Even though the process for making viscose, the best-known wood-based textile fibre, is already more than a hundred years old, the burden and limited nature of cotton fibre production among other factors have especially in the last years opened up new possibilities for wood-based textile fibres on a growing market. Von Weymarn and Professor Kilpeläinen have faced the challenge of making the process as ecological as possible while also commercially viable, that is, sufficiently cost-effective. On the other hand, wood-based textile fibre would be a new export product for the Finnish forest industry which would, correspondingly, elevate the added value to be gained in Finland.
“From the academic point of view, the challenge was, of course, to develop a solvent that would be efficient and safe yet sufficiently cheap and recyclable too”, Kilpeläinen says.
The road to innovation is, however, a very long one and its final outcome is the result of many phases of cooperation.
“For us, it all started in 2006 when we succeeded in dissolving sawdust into organic salt. When I gave a lecture on the subject, the Metsä Fibre research director at the time came to tell me that the process is a very interesting one and asked if it could be brought to the market in a year’s time already. I replied that if that were the case I would not be here giving a lecture. Cooperation started, however, and the first seven years went wondering about things until the first breakthrough came in 2014 and we made some headway”, Kilpeläinen tells.
In 2012, Metsä Group had already launched its own development programme, which is when von Weymarn also moved from VTT Technical Research Centre of Finland Ltd to Metsä Group.
“After much searching, we found our own direction, began looking for a companion in the textile market, and found Itochu, a Japanese corporation, in 2014. In 2018, we decided, together with Itochu, to invest in a test plant. For that, a new joint venture was established. The test plant built in Äänekoski is now in its launching stage”, von Weymarn tells.
At present, the textile fibre project belongs to a Metsä Group innovation company called Metsä Spring created in 2018 which is when von Weymarn came to take it over. The project carried out in the framework of the joint venture is tasked with proving the functionality of a technology that makes textile fibre out of paper-grade pulp in an environmentally-friendly way.
On the track of the value of research
Before one can even begin to consider investing in a first commercial production plant, the production process must be fine-tuned and several kinds of new know-how must be developed in parallel while research must be made into how the market will receive the new product. In the best case, the commercialization of research impressively highlights the value of academic research.
“It is typical for new production processes that their upscaling from the lab to a commercial scale takes place gradually. This is how the risks related to a new process are managed.

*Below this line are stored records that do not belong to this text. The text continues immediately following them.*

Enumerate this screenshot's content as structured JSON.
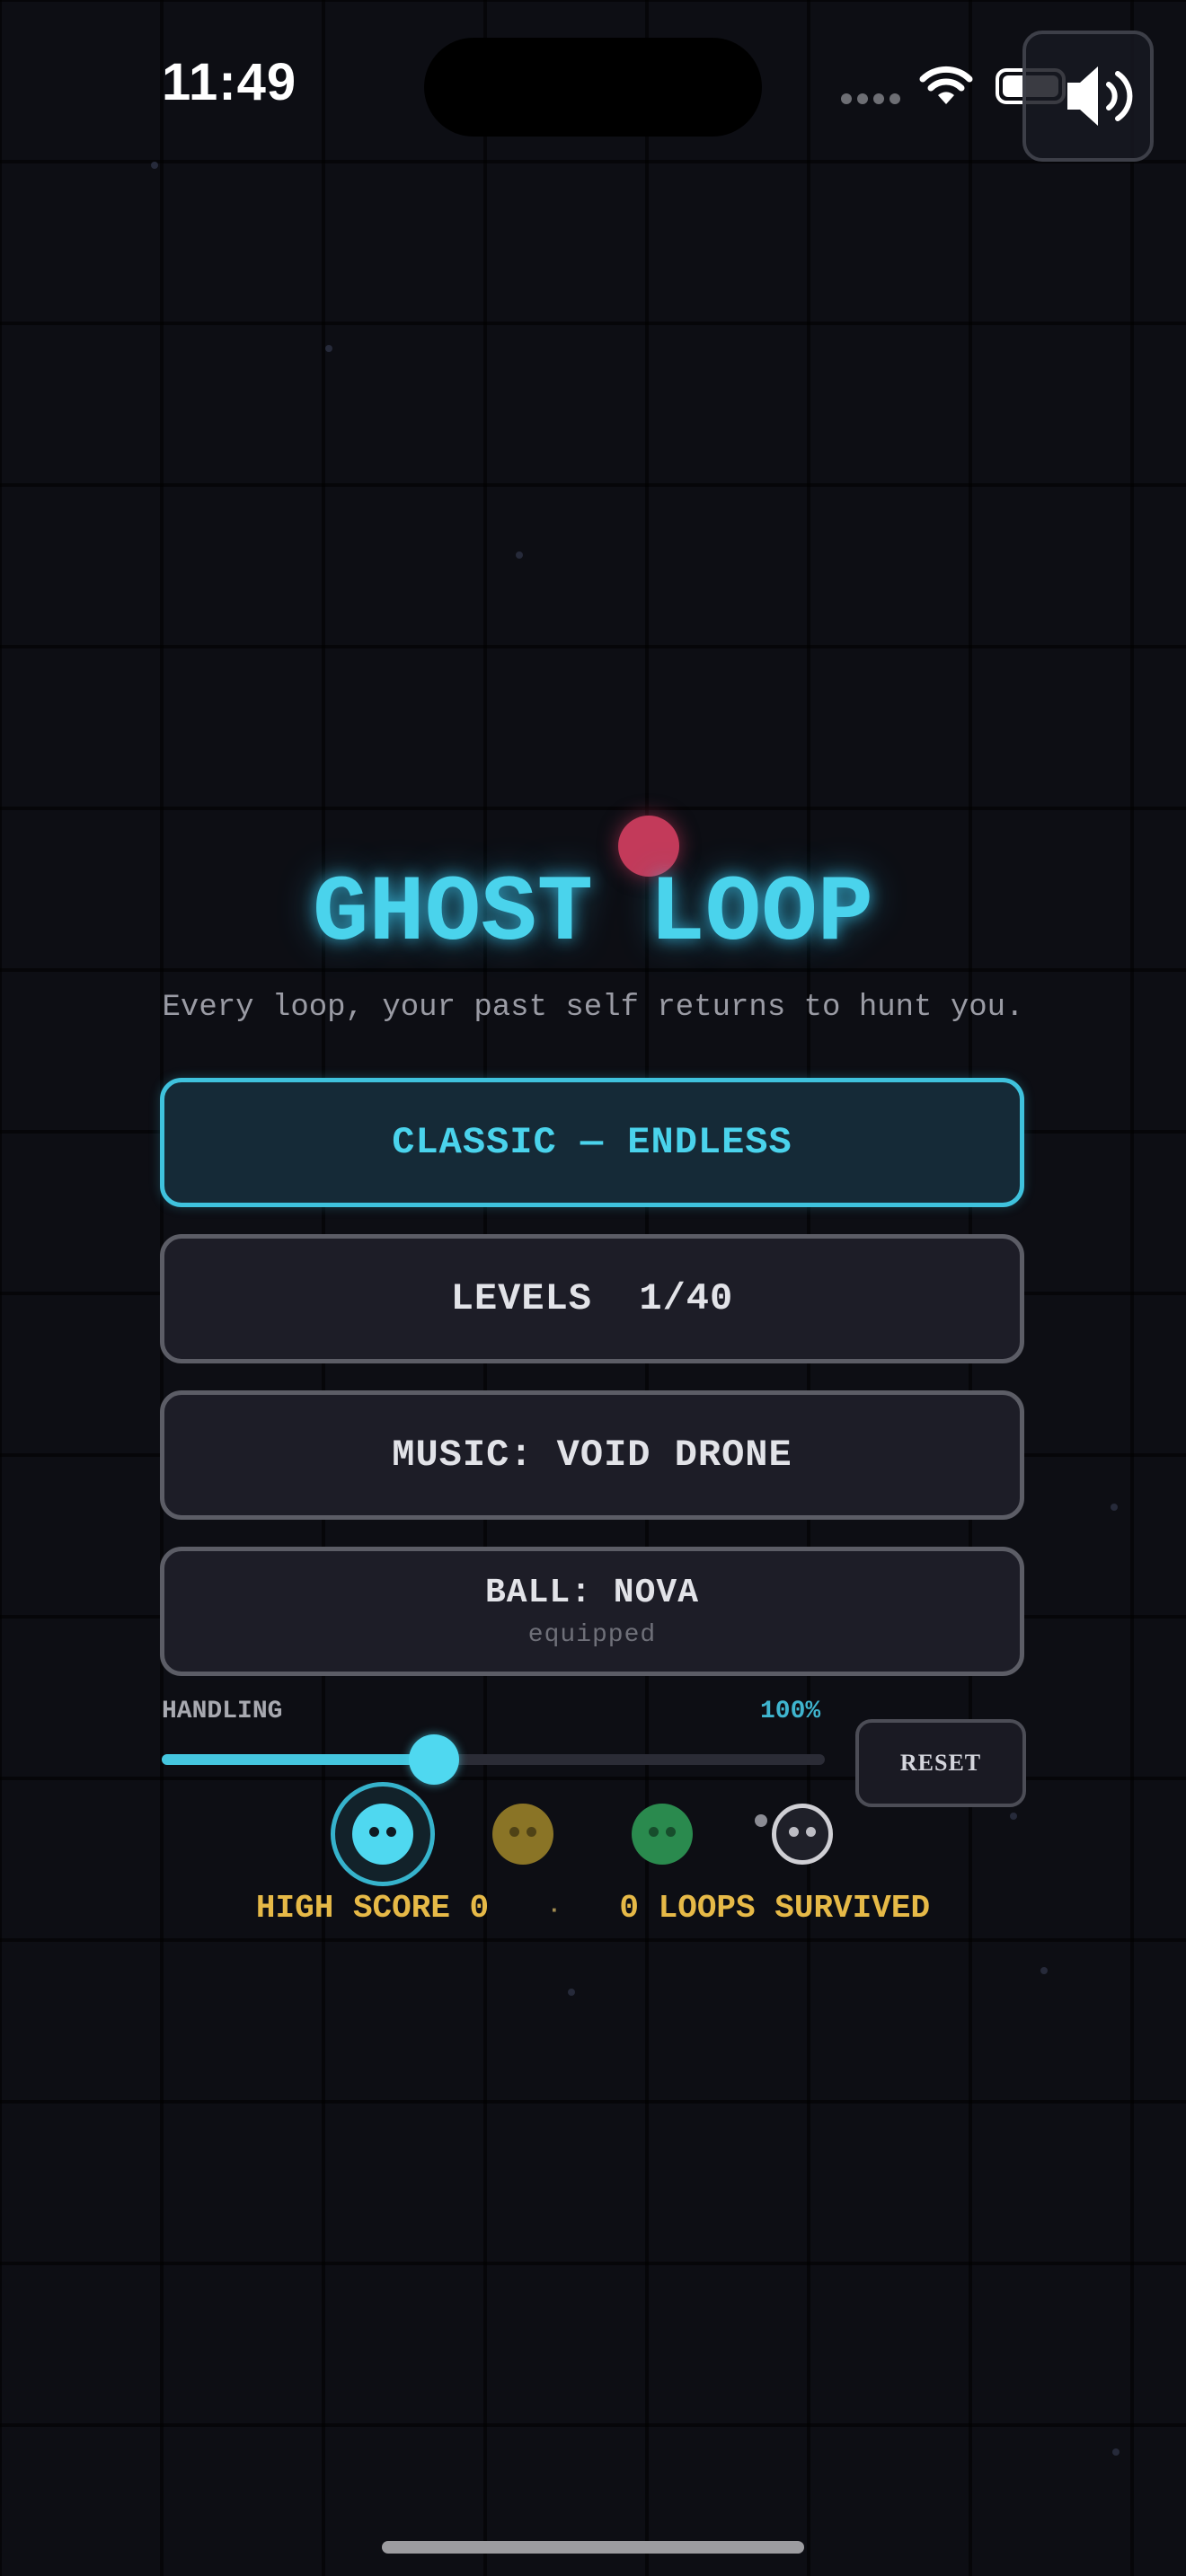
{
  "status_bar": {
    "time": "11:49"
  },
  "title": "GHOST LOOP",
  "subtitle": "Every loop, your past self returns to hunt you.",
  "menu": {
    "classic_label": "CLASSIC — ENDLESS",
    "levels_label": "LEVELS  1/40",
    "music_label": "MUSIC: VOID DRONE",
    "ball_label": "BALL: NOVA",
    "ball_status": "equipped"
  },
  "handling": {
    "label": "HANDLING",
    "value_text": "100%",
    "slider_fraction": 0.41
  },
  "reset_label": "RESET",
  "ghost_skins": [
    {
      "name": "cyan",
      "color": "#4fd8f0",
      "selected": true
    },
    {
      "name": "yellow",
      "color": "#8a7426",
      "selected": false
    },
    {
      "name": "green",
      "color": "#2a8a4e",
      "selected": false
    },
    {
      "name": "white",
      "color": "#d0d0d4",
      "selected": false
    }
  ],
  "score": {
    "high_score_text": "HIGH SCORE 0",
    "separator": "·",
    "loops_text": "0 LOOPS SURVIVED"
  },
  "colors": {
    "accent": "#4ad3ec",
    "score": "#e6b947",
    "orb": "#c33a5a",
    "background": "#0d0e14"
  },
  "icons": {
    "sound": "speaker-icon",
    "wifi": "wifi-icon",
    "battery": "battery-icon"
  }
}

As things stand, the test plant stage now underway is the last phase before the actual commercialization”, von Weymarn says.
“For universities, the greatest challenge is to understand the real value of research, that is, to grasp the entire scope of what it can be applied on. After all, we too could have just published our own invention in a scientific journal, but to communicate this phenomenon to parties that, in turn, may understand what can be done with the findings is already important in itself. It is not about commercial thinking only. The point is to find the right people who understand the value of an invention and are able to open up gateways to industrial cooperation for example”, Kilpeläinen says.
Genuine interaction as a requisite for the innovation process
Structures that support and create cooperation are central means in supporting innovativity. Sustained cross-border cooperation is required. An innovation process is not a clearly linear one; instead, basic research and industrial research are simultaneously active processes between which there must be cooperation.
“It is essential for Finland that we have spearhead competence in selected fields. This is how interest is generated among other parties in us as a country in terms of both our research teams and the companies in the field. Creating spearheads requires sustained efforts in academic research which is, correspondingly, ensured by sufficient funding. I also find it important that companies take an adequate part in guiding this kind of research for example”, von Weymarn states.
“From the universities’ point of view, it must be understood that cooperation is not a service but a genuine interaction between researchers and those who put various kinds of knowledge to use. Researchers need more in the way of a vision as to all the value that research results may entail. On the other hand, what is required from industry is a long-term commitment since innovations based on basic research take time, and it is not necessarily even a matter of money but of commitment to a joint development and to a shared objective”, Kilpeläinen says.